The dilation due to the probe shape as shown in Figure 6.1 is a normal feature of AFM
imaging. For example, when measuring globular features with a known diameter of 2 nm
it would be normal to find the feature in the AFM image has 2 nm height but 10-20 nm
width [279, 375, 376]. However, when it occurs to a large extent it is a problem, because it
may significantly alter the apparent size of the features, and can really change their
appearance. An example is shown in Figure 6.2. If this effect is noticed, the user should
change the probe. If the feature cannot be imaged correctly even with newer probes, then
another type of probe (e.g. super-sharp probes or high-aspect-ratio probes) may be
required [377]. However, some extremely high-aspect-ratio features can be extremely
challenging to image by AFM, no matter which probe is chosen.

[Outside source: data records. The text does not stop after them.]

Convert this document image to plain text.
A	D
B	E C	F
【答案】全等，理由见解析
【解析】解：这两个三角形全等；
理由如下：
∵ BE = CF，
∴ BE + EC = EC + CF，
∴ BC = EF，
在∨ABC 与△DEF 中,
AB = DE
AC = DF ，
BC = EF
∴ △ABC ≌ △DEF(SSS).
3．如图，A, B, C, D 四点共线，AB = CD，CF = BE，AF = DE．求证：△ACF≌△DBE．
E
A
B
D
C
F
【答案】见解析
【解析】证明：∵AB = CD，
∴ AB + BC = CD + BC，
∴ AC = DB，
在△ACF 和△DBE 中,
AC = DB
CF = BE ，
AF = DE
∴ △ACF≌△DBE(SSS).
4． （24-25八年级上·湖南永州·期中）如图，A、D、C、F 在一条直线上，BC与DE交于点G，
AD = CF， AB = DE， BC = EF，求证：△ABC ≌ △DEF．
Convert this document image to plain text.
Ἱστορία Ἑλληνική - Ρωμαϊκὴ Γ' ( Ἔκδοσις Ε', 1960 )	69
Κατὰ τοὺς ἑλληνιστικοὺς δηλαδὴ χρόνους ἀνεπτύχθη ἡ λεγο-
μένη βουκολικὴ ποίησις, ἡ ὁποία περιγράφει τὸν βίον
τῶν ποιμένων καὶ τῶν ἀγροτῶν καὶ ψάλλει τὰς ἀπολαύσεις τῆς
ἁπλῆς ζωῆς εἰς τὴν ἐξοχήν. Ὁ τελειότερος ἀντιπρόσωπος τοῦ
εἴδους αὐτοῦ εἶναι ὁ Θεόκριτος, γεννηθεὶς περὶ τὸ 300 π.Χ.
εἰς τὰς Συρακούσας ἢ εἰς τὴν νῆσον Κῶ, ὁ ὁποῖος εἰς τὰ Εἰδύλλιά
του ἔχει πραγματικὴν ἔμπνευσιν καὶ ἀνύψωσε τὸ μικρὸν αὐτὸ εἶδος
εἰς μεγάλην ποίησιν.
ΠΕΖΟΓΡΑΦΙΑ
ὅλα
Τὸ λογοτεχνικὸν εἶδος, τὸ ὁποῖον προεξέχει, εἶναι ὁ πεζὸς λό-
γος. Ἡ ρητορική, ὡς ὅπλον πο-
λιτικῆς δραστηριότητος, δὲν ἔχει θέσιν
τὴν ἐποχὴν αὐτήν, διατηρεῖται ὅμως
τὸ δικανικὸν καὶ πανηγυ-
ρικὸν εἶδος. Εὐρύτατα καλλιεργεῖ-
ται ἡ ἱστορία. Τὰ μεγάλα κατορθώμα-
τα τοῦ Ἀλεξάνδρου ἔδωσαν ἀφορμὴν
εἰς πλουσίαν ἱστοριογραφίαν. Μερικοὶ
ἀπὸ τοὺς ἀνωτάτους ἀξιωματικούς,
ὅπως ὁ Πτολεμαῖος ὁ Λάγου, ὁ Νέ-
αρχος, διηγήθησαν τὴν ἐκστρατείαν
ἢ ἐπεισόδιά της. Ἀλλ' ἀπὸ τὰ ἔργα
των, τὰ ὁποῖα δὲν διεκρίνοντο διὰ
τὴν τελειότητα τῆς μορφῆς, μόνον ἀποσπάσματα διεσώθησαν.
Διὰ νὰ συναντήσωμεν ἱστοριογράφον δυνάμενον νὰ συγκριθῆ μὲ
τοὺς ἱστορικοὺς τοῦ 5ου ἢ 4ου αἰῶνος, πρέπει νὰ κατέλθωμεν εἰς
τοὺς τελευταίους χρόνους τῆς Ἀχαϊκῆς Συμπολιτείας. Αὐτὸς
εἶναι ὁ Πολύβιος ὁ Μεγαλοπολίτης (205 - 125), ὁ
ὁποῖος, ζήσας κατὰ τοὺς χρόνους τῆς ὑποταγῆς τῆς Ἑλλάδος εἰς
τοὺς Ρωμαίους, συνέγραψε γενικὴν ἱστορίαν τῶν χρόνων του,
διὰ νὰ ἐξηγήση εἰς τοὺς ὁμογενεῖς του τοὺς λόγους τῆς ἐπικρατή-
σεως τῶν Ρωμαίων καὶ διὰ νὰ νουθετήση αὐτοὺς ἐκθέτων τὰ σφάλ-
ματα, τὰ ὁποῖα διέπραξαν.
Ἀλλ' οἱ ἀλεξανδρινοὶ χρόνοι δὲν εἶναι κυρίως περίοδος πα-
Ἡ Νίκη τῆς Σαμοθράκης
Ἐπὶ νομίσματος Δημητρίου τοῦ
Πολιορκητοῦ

The fine details of the BOPP sample when imaged with a sharp probe are seen in the left
image in Figure 6.2. When imaged with a blunt, worn probe, as shown in the right image,
they disappear, and the sample becomes almost unrecognizable. An example of the effect
of pits in a sample becoming smaller with a dull probe is shown in Figure 6.3.
Fig. 6.1. Illustration of probe-based dilation. Convex features such as particles tend to appear wider
with blunter probes, although feature height may be accurate. Concave features such as pits tend to
appear smaller (both less wide and less deep) with blunter probes.